The instructions are curiously ambiguous and somewhat puzzling. Given just the instructions, I tried to imagine what each artwork would look like. (Try it yourself.) However, when I compared my imaginings with the actual works drawn on the walls, my images didn’t quite match the reality. And it wasn’t clear to me whether the instructions had been misinterpreted or were incomplete or whether the artist had provided additional guidance.

The pair of eight-foot squares particularly puzzled me. They featured both horizontal and vertical lines increasing from the left and bottom. And I couldn’t quite figure out the algorithm used to space these lines within the grid, made up of 12-inch squares, so that the top and rightmost squares end up filled with the correct number (8) of horizontal and vertical lines.

Steven Gwon’s pieces typically consist of colored pencil lines, hand drawn on sheets of finely ruled graph paper. The resulting sheets reveal spectral forests of subtly shaded lines, spaced at regular intervals and of precisely defined lengths. Seen from afar, these gently rendered patterns shimmer in the ambient light.

Gwon says that his drawings encapsulate days of the year, as recorded through numbers that measure time and space and through the colors of the spectrum—sunrises or sunsets; minutes, hours or days, months or years. The example on display, called “Year,” has 36 panels. His exquisite time capsules offer a soothing invitation to relax.

Mark Pomilio’s art isn’t explicitly tied to a grid. Instead, it explores, through layering and translucency, the geometry of growth and form. Now an art professor at Arizona State University, Pomilio likens his approach to the generation of a complex form from a single cell (or seed). His forms multiply, grow, and overlap to produce subtly complex, translucent landscapes of polygons, lines, and shadows, whether rendered in charcoal or deep, rich colors.

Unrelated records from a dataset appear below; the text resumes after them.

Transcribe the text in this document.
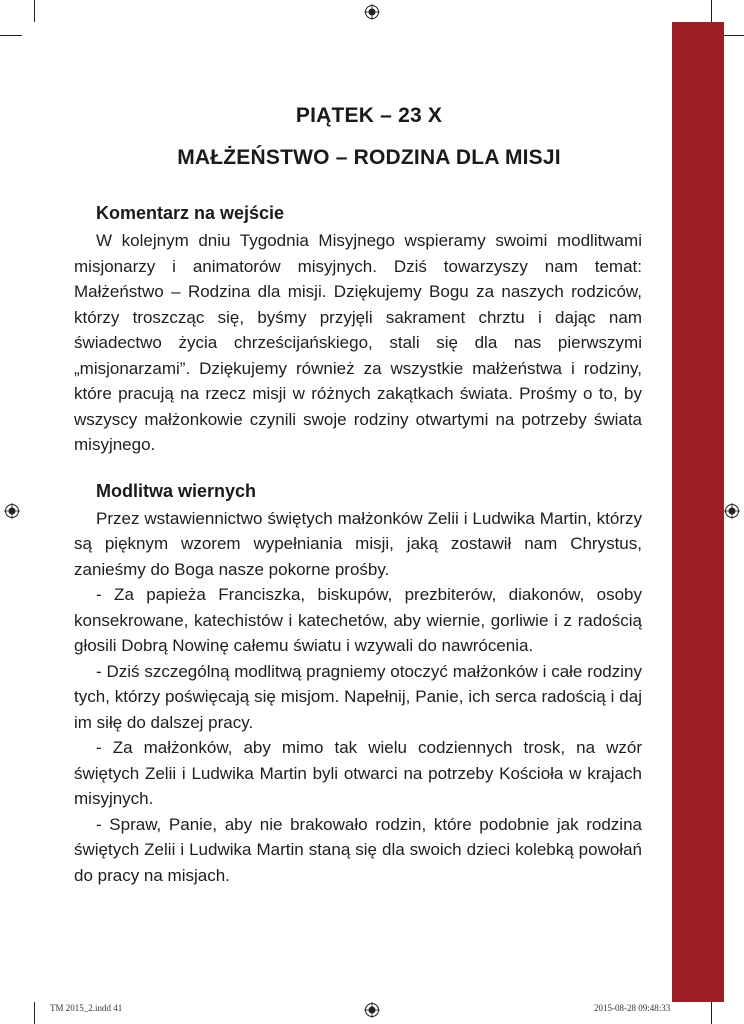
PIĄTEK – 23 X
MAŁŻEŃSTWO – RODZINA DLA MISJI
Komentarz na wejście

W kolejnym dniu Tygodnia Misyjnego wspieramy swoimi modlitwami misjonarzy i animatorów misyjnych. Dziś towarzyszy nam temat: Małżeństwo – Rodzina dla misji. Dziękujemy Bogu za naszych rodziców, którzy troszcząc się, byśmy przyjęli sakrament chrztu i dając nam świadectwo życia chrześcijańskiego, stali się dla nas pierwszymi „misjonarzami”. Dziękujemy również za wszystkie małżeństwa i rodziny, które pracują na rzecz misji w różnych zakątkach świata. Prośmy o to, by wszyscy małżonkowie czynili swoje rodziny otwartymi na potrzeby świata misyjnego.

Modlitwa wiernych

Przez wstawiennictwo świętych małżonków Zelii i Ludwika Martin, którzy są pięknym wzorem wypełniania misji, jaką zostawił nam Chrystus, zanieśmy do Boga nasze pokorne prośby.

- Za papieża Franciszka, biskupów, prezbiterów, diakonów, osoby konsekrowane, katechistów i katechetów, aby wiernie, gorliwie i z radością głosili Dobrą Nowinę całemu światu i wzywali do nawrócenia.

- Dziś szczególną modlitwą pragniemy otoczyć małżonków i całe rodziny tych, którzy poświęcają się misjom. Napełnij, Panie, ich serca radością i daj im siłę do dalszej pracy.

- Za małżonków, aby mimo tak wielu codziennych trosk, na wzór świętych Zelii i Ludwika Martin byli otwarci na potrzeby Kościoła w krajach misyjnych.

- Spraw, Panie, aby nie brakowało rodzin, które podobnie jak rodzina świętych Zelii i Ludwika Martin staną się dla swoich dzieci kolebką powołań do pracy na misjach.

TM 2015_2.indd 41	2015-08-28 09:48:33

Pomilio uses his abstract works as ways to articulate, in a visual sense, profound recent developments in the life sciences, as seen in developmental processes and modeled by simple geometrical expressions.

Several large quilts provide an engaging introduction to John Sims and his visual ruminations on the digits of pi (see “Quilting Pi” at Quilting Pi). These square patterns map the decimal digits of pi to colors, starting from 3 at the center and spiraling outward from that point. Different choices of color lead to intriguing variants—the same digits and arrangement in each case, but strikingly different visual effects.

My favorite, however, is Sims’ signature piece, which pairs a representation of a tree with a branched, fractal structure. It highlights the connections that Sims sees among mathematics, art, and nature (and presents his own vision of growth and form). In different orientations, this dual image encodes a variety of relationships and concepts.

“What is exciting about all this is that these individuals are making work using systems with innumerable applications,” A. M. Weaver, curator of collections and exhibitions at the Noyes Museum, writes in the catalog accompanying the exhibit.

Each artist, in his own way, alerts viewers to concepts and processes that bring together mathematics, art, and nature. Mathematics itself offers a multifaceted, solid frame on which to hang provocative creations of artistic imagination.